Los avances alcanzados en el control y tratamiento de muchos trastornos respiratorios crónicos han favorecido un cambio en el estilo de vida de las personas que los padecen lo que conlleva un aumento de las actividades de ocio o profesionales.
Los cambios leves en el interior de un avión pueden pasar desapercibidos para las personas sanas pero pueden afectar de forma importante en los pacientes con enfermedades respiratorias crónicas como la EPOC (Enfermedad Pulmonar Obstructiva Crónica) moderada o grave, asma persistente grave, fibrosis quística, tuberculosis pulmonar, personas que tienen riesgo de padecer una enfermedad tromboembólica venosa, más conocida como “síndrome de la clase turista”, y los que necesitan un soporte ventilatorio según la Sociedad Española de Neumología y Cirugía Torácica (SEPAR). Las personas que padecen enfermedades respiratorias crónicas y precisan de oxigenoterapia u otras terapias ventilatorias, tienen problemas para poder subir al avión por parte de las compañías aéreas. Existe un problema local derivado de la diferente legislación al respecto y de la gran disparidad de criterios, recursos y actitud de las diferentes compañías aéreas.SEPAR ha creado recientemente una normativa a tener en cuenta sobre los viajes en avión y los problemas respiratorios.

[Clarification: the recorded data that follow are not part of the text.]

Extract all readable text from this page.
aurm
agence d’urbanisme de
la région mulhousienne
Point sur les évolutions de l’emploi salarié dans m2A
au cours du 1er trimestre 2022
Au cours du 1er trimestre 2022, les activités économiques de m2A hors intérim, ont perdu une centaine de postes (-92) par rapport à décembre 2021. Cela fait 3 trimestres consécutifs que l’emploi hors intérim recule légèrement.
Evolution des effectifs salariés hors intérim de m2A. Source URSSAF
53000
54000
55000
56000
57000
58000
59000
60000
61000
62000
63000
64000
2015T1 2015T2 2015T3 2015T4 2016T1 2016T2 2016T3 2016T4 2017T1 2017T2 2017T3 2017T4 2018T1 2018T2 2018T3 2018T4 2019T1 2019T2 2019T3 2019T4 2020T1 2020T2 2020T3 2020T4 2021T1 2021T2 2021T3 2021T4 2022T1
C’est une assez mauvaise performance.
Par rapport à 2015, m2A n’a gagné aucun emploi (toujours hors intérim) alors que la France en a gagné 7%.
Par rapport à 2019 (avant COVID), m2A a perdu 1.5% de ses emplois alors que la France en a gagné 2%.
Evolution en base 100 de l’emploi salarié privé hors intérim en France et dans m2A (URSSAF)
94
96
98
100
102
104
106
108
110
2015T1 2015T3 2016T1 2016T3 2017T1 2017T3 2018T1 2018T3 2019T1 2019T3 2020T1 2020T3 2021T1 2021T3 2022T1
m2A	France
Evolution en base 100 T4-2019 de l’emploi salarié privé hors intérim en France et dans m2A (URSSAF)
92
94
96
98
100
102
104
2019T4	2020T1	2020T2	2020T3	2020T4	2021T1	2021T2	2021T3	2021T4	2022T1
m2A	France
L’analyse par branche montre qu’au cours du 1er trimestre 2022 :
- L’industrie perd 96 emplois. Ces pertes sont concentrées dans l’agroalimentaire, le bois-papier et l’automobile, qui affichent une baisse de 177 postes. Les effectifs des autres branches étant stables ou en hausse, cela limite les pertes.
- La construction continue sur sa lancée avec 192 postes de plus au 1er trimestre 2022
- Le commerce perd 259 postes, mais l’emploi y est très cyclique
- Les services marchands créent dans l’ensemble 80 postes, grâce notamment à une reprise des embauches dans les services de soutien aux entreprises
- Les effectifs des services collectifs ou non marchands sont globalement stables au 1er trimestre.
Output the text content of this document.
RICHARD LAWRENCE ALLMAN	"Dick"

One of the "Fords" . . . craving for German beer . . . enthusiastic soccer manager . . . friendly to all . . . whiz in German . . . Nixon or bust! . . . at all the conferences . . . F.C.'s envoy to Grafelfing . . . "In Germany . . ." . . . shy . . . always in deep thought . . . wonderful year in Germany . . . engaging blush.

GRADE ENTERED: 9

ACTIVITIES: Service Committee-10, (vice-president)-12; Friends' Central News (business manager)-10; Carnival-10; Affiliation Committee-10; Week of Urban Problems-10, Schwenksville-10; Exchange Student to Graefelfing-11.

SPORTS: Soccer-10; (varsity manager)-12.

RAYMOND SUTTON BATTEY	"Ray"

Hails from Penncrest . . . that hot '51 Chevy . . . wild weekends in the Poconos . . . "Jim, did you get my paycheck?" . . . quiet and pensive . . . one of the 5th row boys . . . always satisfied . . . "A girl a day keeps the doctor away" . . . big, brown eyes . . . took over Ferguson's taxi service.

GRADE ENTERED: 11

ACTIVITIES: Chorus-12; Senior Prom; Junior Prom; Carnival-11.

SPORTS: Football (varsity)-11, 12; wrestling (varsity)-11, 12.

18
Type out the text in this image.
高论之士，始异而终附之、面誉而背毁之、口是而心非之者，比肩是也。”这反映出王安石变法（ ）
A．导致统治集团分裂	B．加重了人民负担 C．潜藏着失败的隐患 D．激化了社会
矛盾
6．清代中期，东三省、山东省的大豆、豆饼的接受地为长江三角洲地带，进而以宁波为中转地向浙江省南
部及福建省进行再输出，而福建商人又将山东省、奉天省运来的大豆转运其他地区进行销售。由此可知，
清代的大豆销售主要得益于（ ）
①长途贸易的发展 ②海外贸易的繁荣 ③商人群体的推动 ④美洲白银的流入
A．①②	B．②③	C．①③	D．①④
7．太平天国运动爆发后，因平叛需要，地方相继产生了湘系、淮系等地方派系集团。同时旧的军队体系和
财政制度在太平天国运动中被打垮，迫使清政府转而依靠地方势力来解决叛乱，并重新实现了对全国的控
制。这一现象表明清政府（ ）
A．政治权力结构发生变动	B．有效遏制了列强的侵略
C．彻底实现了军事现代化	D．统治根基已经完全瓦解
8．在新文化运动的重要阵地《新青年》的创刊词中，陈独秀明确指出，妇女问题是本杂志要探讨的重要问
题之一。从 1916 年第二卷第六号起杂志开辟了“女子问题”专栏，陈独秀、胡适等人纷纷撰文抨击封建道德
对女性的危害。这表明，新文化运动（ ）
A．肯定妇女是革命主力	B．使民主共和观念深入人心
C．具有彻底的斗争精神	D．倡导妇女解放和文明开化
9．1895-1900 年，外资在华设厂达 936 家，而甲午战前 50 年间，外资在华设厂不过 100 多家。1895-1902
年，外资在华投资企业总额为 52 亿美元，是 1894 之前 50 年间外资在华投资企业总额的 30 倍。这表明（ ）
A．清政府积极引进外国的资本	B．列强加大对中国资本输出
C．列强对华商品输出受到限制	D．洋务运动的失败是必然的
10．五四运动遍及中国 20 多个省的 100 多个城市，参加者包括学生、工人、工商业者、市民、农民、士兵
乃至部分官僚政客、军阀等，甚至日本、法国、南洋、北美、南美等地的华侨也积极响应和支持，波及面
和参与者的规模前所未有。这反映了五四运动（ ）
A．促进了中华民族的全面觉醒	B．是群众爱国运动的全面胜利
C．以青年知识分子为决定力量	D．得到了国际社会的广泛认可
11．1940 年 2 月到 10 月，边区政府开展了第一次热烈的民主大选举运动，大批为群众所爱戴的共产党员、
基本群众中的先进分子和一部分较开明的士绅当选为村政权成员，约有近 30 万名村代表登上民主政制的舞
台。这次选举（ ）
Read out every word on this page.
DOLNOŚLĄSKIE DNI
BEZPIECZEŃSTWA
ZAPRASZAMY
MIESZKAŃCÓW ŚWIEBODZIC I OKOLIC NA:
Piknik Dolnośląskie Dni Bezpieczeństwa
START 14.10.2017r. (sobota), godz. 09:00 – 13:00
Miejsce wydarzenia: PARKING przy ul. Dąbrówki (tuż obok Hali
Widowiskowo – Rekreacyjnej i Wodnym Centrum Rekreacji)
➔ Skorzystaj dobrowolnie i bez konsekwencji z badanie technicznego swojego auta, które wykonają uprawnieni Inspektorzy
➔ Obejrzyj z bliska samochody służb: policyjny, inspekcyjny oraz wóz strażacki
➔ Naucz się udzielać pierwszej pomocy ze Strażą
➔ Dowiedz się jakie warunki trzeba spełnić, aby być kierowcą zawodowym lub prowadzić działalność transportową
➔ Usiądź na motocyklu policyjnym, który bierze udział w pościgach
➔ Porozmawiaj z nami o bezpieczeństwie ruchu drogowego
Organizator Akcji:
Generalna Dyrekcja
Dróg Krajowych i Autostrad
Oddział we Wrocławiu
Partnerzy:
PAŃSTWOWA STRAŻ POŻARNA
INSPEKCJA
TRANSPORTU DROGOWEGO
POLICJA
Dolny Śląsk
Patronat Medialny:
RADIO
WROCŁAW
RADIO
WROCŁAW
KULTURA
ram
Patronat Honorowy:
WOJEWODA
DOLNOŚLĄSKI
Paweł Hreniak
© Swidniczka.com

1. ¿Qué efectos provoca viajar en avión?
Efectos fisiológicos
Estar a 8.000 pies de altitud equivale a respirar oxígeno al 15,1% a nivel del mar. Esto implica una caída de la concentración de oxígeno. En sujetos sanos, en general no produce síntomas. Sin embargo, en personas con enfermedades respiratorias crónicas y cierto grado de hipoxemia basal (baja cantidad de oxígeno respirando aire ambiente), la disminución de la concentración de oxígeno sí puede causar problemas.
Expansión de gases atrapados
A medida que ascendemos, la presión barométrica disminuye y los gases corporales atrapados en el interior se expanden. Esto puede provocar en sujetos sanos algunas molestias en el oído, en los senos paranasales, etc. En pacientes con enfermedades respiratorias e incluso en sujetos jóvenes aparentemente normales, con pequeñas bullas apicales, puede causar problemas más graves.
Humedad de la cabina
Dentro del avión, es menor. Puede causar sequedad, molestias oculares y nasales que se acentúan en los pacientes con problemas respiratorios.
Limitación de movimientos
Estar mucho tiempo sentado hace que se acumule sangre en las piernas, lo que puede originar hinchazón, tirantez y puede favorecer el desarrollo de trombosis venosa profunda.
Aspectos psicológicos
A algunas personas puede causarles ansiedad
2. Padezco una enfermedad respiratoria crónica y quiero viajar en avión. ¿qué debo hacer?
A) Si usted presenta una de las siguientes enfermedades, acuda a su neumólogo antes de planificar el viaje. Usted precisa una visita médica de evaluación
- Enfermedad pulmonar obstructiva crónica (EPOC) moderada-grave;
- Asma persistente grave;
- Enfermedad restrictiva grave (incluidos trastornos de la caja torácica y de los músculos respiratorios);
- Fibrosis quística;
- Historia de intolerancia a viajes en avión por síntomas respiratorios (disnea, dolor torácico, confusión o síncope);
- Otras enfermedades no respiratorias (enfermedad cerebrovascular, cardiopatía isquémica, insuficiencia cardíaca);
- Tuberculosis pulmonar;
- Neumotórax reciente;
- Riesgo de enfermedad tromboembólica venosa o episodio previo;
- Utilización previa de oxigenoterapia o soporte ventilatorio.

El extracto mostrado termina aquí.